Ma c’è di più. L’inchiesta dell’oppositore affronta anche un altro nodo delicato e scarsamente spiegabile: i ribelli sono apparsi dotati di armamenti di alta qualità, mezzi blindati, perfino dei famigerati missili “Buk” che il 17 luglio dell’anno scorso abbatterono un Boeing malese uccidendo 289 civili. La versione ufficiale del Cremlino è che quelle armi siano in parte bottino di guerra e che altre siano state acquistate «sul mercato clandestino». Affermazione facile da contestare e a cui Nemtsov aveva dedicato un intero capitolo intitolato “Il Voentorg (mercato militare) di Putin”.
Più vago resta invece il dossier sulla questione dell’aereo malese. I missili “Buk”, di fabbricazione russa sono in dotazione anche all’esercito ucraino. Le tante contraddizioni, di quelle ore, dei ribelli e delle autorità russe lasciano molti dubbi. Così come il dibattito sulle foto satellitari che dovrebbero rendere conto del piazzamento dei missili. Ma, a parte una generica dichiarazione della commissione di inchiesta internazionale che ancora non ha preso una decisione, il mistero rimane fitto.

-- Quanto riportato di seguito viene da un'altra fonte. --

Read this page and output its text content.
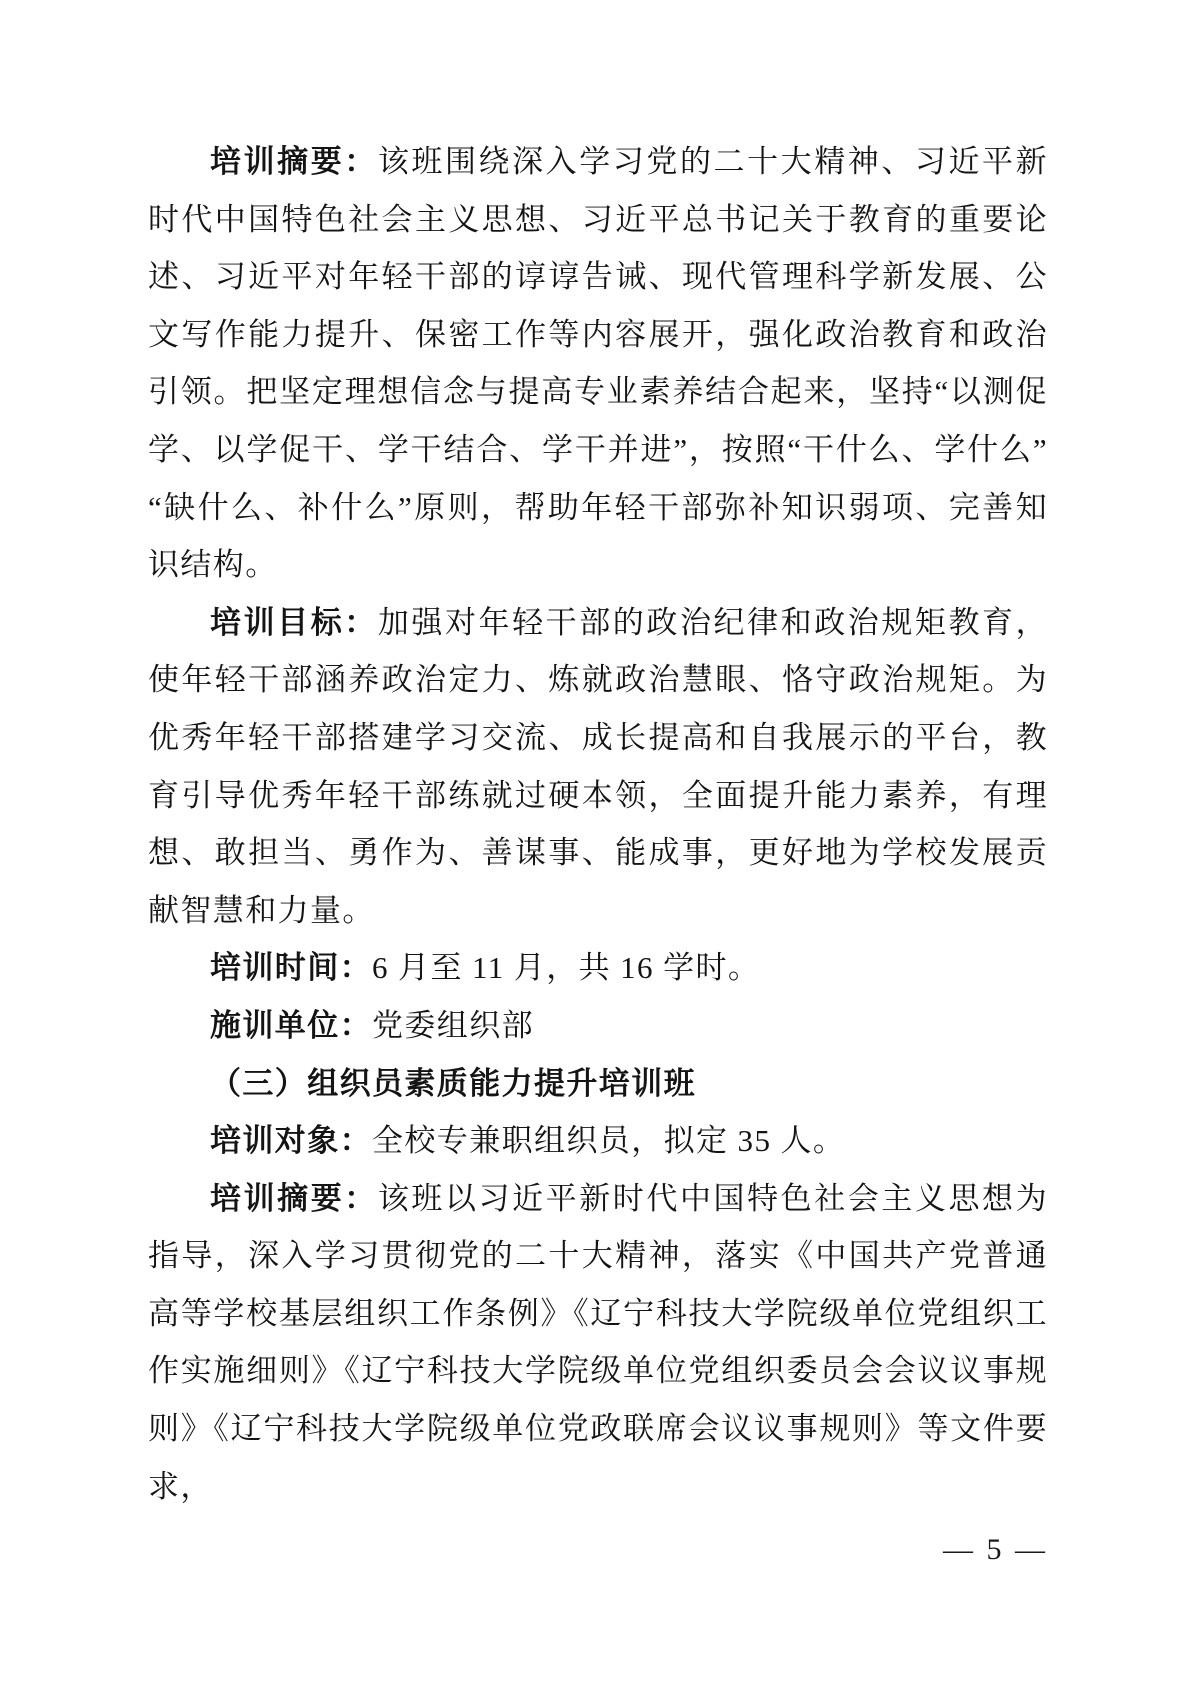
培训摘要：该班围绕深入学习党的二十大精神、习近平新时代中国特色社会主义思想、习近平总书记关于教育的重要论述、习近平对年轻干部的谆谆告诫、现代管理科学新发展、公文写作能力提升、保密工作等内容展开，强化政治教育和政治引领。把坚定理想信念与提高专业素养结合起来，坚持“以测促学、以学促干、学干结合、学干并进”，按照“干什么、学什么”“缺什么、补什么”原则，帮助年轻干部弥补知识弱项、完善知识结构。

培训目标：加强对年轻干部的政治纪律和政治规矩教育，使年轻干部涵养政治定力、炼就政治慧眼、恪守政治规矩。为优秀年轻干部搭建学习交流、成长提高和自我展示的平台，教育引导优秀年轻干部练就过硬本领，全面提升能力素养，有理想、敢担当、勇作为、善谋事、能成事，更好地为学校发展贡献智慧和力量。

培训时间：6 月至 11 月，共 16 学时。

施训单位：党委组织部

（三）组织员素质能力提升培训班

培训对象：全校专兼职组织员，拟定 35 人。

培训摘要：该班以习近平新时代中国特色社会主义思想为指导，深入学习贯彻党的二十大精神，落实《中国共产党普通高等学校基层组织工作条例》《辽宁科技大学院级单位党组织工作实施细则》《辽宁科技大学院级单位党组织委员会会议议事规则》《辽宁科技大学院级单位党政联席会议议事规则》等文件要求，

— 5 —
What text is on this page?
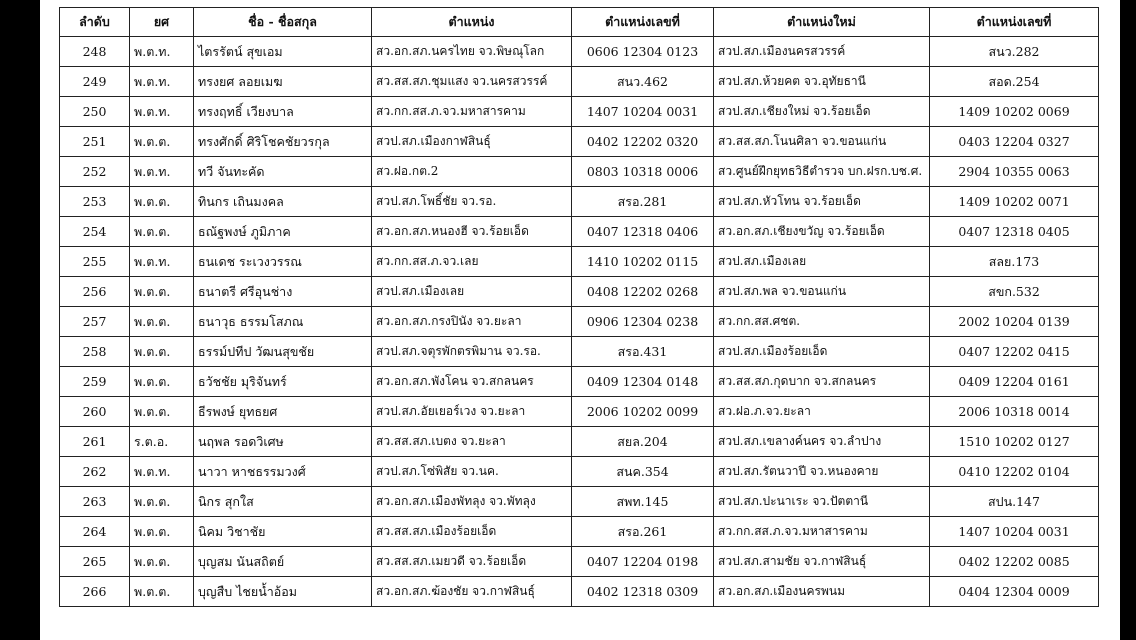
ลำดับ	ยศ	ชื่อ - ชื่อสกุล	ตำแหน่ง	ตำแหน่งเลขที่	ตำแหน่งใหม่	ตำแหน่งเลขที่
248	พ.ต.ท.	ไตรรัตน์ สุขเอม	สว.อก.สภ.นครไทย จว.พิษณุโลก	0606 12304 0123	สวป.สภ.เมืองนครสวรรค์	สนว.282
249	พ.ต.ท.	ทรงยศ ลอยเมฆ	สว.สส.สภ.ชุมแสง จว.นครสวรรค์	สนว.462	สวป.สภ.ห้วยคต จว.อุทัยธานี	สอด.254
250	พ.ต.ท.	ทรงฤทธิ์ เวียงบาล	สว.กก.สส.ภ.จว.มหาสารคาม	1407 10204 0031	สวป.สภ.เชียงใหม่ จว.ร้อยเอ็ด	1409 10202 0069
251	พ.ต.ต.	ทรงศักดิ์ ศิริโชคชัยวรกุล	สวป.สภ.เมืองกาฬสินธุ์	0402 12202 0320	สว.สส.สภ.โนนศิลา จว.ขอนแก่น	0403 12204 0327
252	พ.ต.ท.	ทวี จันทะคัด	สว.ฝอ.กต.2	0803 10318 0006	สว.ศูนย์ฝึกยุทธวิธีตำรวจ บก.ฝรก.บช.ศ.	2904 10355 0063
253	พ.ต.ต.	ทินกร เถินมงคล	สวป.สภ.โพธิ์ชัย จว.รอ.	สรอ.281	สวป.สภ.หัวโทน จว.ร้อยเอ็ด	1409 10202 0071
254	พ.ต.ต.	ธณัฐพงษ์ ภูมิภาค	สว.อก.สภ.หนองฮี จว.ร้อยเอ็ด	0407 12318 0406	สว.อก.สภ.เชียงขวัญ จว.ร้อยเอ็ด	0407 12318 0405
255	พ.ต.ท.	ธนเดช ระเวงวรรณ	สว.กก.สส.ภ.จว.เลย	1410 10202 0115	สวป.สภ.เมืองเลย	สลย.173
256	พ.ต.ต.	ธนาตรี ศรีอุนช่าง	สวป.สภ.เมืองเลย	0408 12202 0268	สวป.สภ.พล จว.ขอนแก่น	สขก.532
257	พ.ต.ต.	ธนาวุธ ธรรมโสภณ	สว.อก.สภ.กรงปินัง จว.ยะลา	0906 12304 0238	สว.กก.สส.ศชต.	2002 10204 0139
258	พ.ต.ต.	ธรรม์ปทีป วัฒนสุขชัย	สวป.สภ.จตุรพักตรพิมาน จว.รอ.	สรอ.431	สวป.สภ.เมืองร้อยเอ็ด	0407 12202 0415
259	พ.ต.ต.	ธวัชชัย มุริจันทร์	สว.อก.สภ.พังโคน จว.สกลนคร	0409 12304 0148	สว.สส.สภ.กุดบาก จว.สกลนคร	0409 12204 0161
260	พ.ต.ต.	ธีรพงษ์ ยุทธยศ	สวป.สภ.อัยเยอร์เวง จว.ยะลา	2006 10202 0099	สว.ฝอ.ภ.จว.ยะลา	2006 10318 0014
261	ร.ต.อ.	นฤพล รอดวิเศษ	สว.สส.สภ.เบตง จว.ยะลา	สยล.204	สวป.สภ.เขลางค์นคร จว.ลำปาง	1510 10202 0127
262	พ.ต.ท.	นาวา หาชธรรมวงศ์	สวป.สภ.โซ่พิสัย จว.นค.	สนค.354	สวป.สภ.รัตนวาปี จว.หนองคาย	0410 12202 0104
263	พ.ต.ต.	นิกร สุกใส	สว.อก.สภ.เมืองพัทลุง จว.พัทลุง	สพท.145	สวป.สภ.ปะนาเระ จว.ปัตตานี	สปน.147
264	พ.ต.ต.	นิคม วิชาชัย	สว.สส.สภ.เมืองร้อยเอ็ด	สรอ.261	สว.กก.สส.ภ.จว.มหาสารคาม	1407 10204 0031
265	พ.ต.ต.	บุญสม นันสถิตย์	สว.สส.สภ.เมยวดี จว.ร้อยเอ็ด	0407 12204 0198	สวป.สภ.สามชัย จว.กาฬสินธุ์	0402 12202 0085
266	พ.ต.ต.	บุญสืบ ไชยน้ำอ้อม	สว.อก.สภ.ฆ้องชัย จว.กาฬสินธุ์	0402 12318 0309	สว.อก.สภ.เมืองนครพนม	0404 12304 0009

Prevedibile la reazione del Cremlino che ha deciso di snobbare ancora una volta Nemtsov negando ogni commento al suo testo postumo. Jashin e gli altri membri del piccolo partito Parnas, contano di insistere e di raccogliere presto materiale sul dittatore ceceno Kadyrov, dichiaratamente presente nel Donbass con i suoi barbuti “volontari”. Intanto il comune di Mosca ha respinto la richiesta di dedicare alla memoria di Nemtsov il ponte sul quale è stato assassinato. La motivazione è impeccabile: la legge prevede che devono prima trascorrere dieci anni dalla morte. Salvo casi di eccezionalità che, evidentemente, non sono stati presi in considerazione.